Ian Rush was also a star for his country. He played 73 internationals for Wales and scored 28 goals which is of course also a goalscoring record. His biggest disappointment was that he never got the opportunity to represent his country in the European Championships or the World Cup. Wales’ Ryan Giggs is amongst his biggest admirers: "As a schoolboy the three strikers I admired most were Ian Rush, Mark Hughes and Gary Lineker. But Rushie stood out because he was such an inspiring example to youngsters with so many other assets to his game." Rush has passed his FA coaching badges and travelled around the world to Australia and Iceland amongst other countries where he has taught kids to become accomplished goalscorers trying to pass on the knowledge he has gained. Houllier also recognised his coaching ability and added him temporarily to his Liverpool staff to help his strikers score goals.

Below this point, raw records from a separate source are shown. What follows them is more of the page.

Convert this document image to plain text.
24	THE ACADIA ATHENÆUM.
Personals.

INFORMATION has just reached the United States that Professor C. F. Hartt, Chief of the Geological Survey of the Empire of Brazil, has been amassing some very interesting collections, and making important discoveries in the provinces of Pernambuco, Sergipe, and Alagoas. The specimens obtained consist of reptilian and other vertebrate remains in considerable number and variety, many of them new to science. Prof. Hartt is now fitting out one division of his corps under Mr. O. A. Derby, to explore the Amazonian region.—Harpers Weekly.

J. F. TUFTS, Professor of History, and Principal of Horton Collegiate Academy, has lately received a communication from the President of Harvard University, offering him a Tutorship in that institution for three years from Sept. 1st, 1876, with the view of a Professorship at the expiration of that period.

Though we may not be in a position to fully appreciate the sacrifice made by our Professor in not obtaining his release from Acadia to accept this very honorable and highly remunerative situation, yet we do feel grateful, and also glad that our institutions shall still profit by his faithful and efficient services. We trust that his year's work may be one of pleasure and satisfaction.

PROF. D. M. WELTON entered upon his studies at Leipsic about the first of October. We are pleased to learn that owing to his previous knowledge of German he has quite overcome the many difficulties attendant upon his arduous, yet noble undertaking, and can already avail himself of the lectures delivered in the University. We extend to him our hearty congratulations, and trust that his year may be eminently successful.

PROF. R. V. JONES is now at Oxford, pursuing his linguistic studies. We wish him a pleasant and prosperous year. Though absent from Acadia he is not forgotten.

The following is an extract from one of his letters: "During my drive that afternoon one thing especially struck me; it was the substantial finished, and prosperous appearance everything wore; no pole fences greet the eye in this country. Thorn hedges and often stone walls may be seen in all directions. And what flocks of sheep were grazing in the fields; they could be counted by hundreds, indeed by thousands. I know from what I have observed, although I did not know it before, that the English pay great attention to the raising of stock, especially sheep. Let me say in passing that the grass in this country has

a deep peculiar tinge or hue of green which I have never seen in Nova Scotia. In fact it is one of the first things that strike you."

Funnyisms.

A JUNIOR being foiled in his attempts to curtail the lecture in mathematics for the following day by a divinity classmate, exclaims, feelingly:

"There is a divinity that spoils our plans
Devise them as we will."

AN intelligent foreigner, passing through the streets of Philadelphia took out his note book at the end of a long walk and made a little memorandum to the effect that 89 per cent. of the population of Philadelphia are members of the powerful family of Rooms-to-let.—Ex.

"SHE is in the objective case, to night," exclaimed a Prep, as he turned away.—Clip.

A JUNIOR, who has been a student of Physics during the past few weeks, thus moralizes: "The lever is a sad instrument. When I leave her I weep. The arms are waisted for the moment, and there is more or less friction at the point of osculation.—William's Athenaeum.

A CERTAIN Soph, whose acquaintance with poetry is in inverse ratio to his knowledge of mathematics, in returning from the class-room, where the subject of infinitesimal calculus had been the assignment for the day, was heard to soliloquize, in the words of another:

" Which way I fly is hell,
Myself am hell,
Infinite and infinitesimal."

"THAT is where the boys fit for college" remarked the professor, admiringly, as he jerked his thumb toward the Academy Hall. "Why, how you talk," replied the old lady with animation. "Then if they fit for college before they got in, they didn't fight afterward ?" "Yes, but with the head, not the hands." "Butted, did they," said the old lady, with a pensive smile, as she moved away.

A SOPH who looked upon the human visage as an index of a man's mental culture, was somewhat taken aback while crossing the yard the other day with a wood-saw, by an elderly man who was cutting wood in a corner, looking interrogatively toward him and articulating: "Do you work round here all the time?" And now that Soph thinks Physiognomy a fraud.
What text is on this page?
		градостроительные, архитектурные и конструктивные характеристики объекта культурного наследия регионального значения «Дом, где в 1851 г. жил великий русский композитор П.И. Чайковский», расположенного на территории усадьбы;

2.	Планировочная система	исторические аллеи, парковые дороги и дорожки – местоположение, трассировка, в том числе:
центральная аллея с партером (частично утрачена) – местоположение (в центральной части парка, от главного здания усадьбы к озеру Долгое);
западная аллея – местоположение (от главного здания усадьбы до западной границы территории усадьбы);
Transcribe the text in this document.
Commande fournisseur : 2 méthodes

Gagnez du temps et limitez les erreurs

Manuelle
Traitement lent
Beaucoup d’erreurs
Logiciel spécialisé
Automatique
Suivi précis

It's incredible to fathom that before Rush left Liverpool for Juventus he was still living with his parents in St Asaph. He was a global superstar yet extremely grounded. His catholic faith was strong and he went to church at 8 o'clock every Sunday morning. Despite all his success Rush has always stayed true to who he is, a village boy from Wales. Rush told LFChistory.net: "My dad brought me up to respect people. One thing he always said was: 'If you're nice to people on the way up, they'll be nice with you. If you're not nice with them they'll sit and be waiting for you to come down." Rush argued he was a better all-round player once he returned from Italy. He had certainly always impressed with his goalscoring talents but what made him stand apart was his defensive work. He was Liverpool's first defender when the opposition had the ball. Joe Fagan was always impressed by Rush's attention to teamwork. "He set an example to all his colleagues, not only in his scoring, but also in his willingness to tackle back. He wins the ball so often it provides a psychological boost for defenders." Rush scored 207 goals in 331 appearances in his first spell at Liverpool and added 139 in 329 games in his second phase at the club following his return from Juventus. Ian Rush is a unique striker at a club that prides itself on great forwards and he will never have his equal.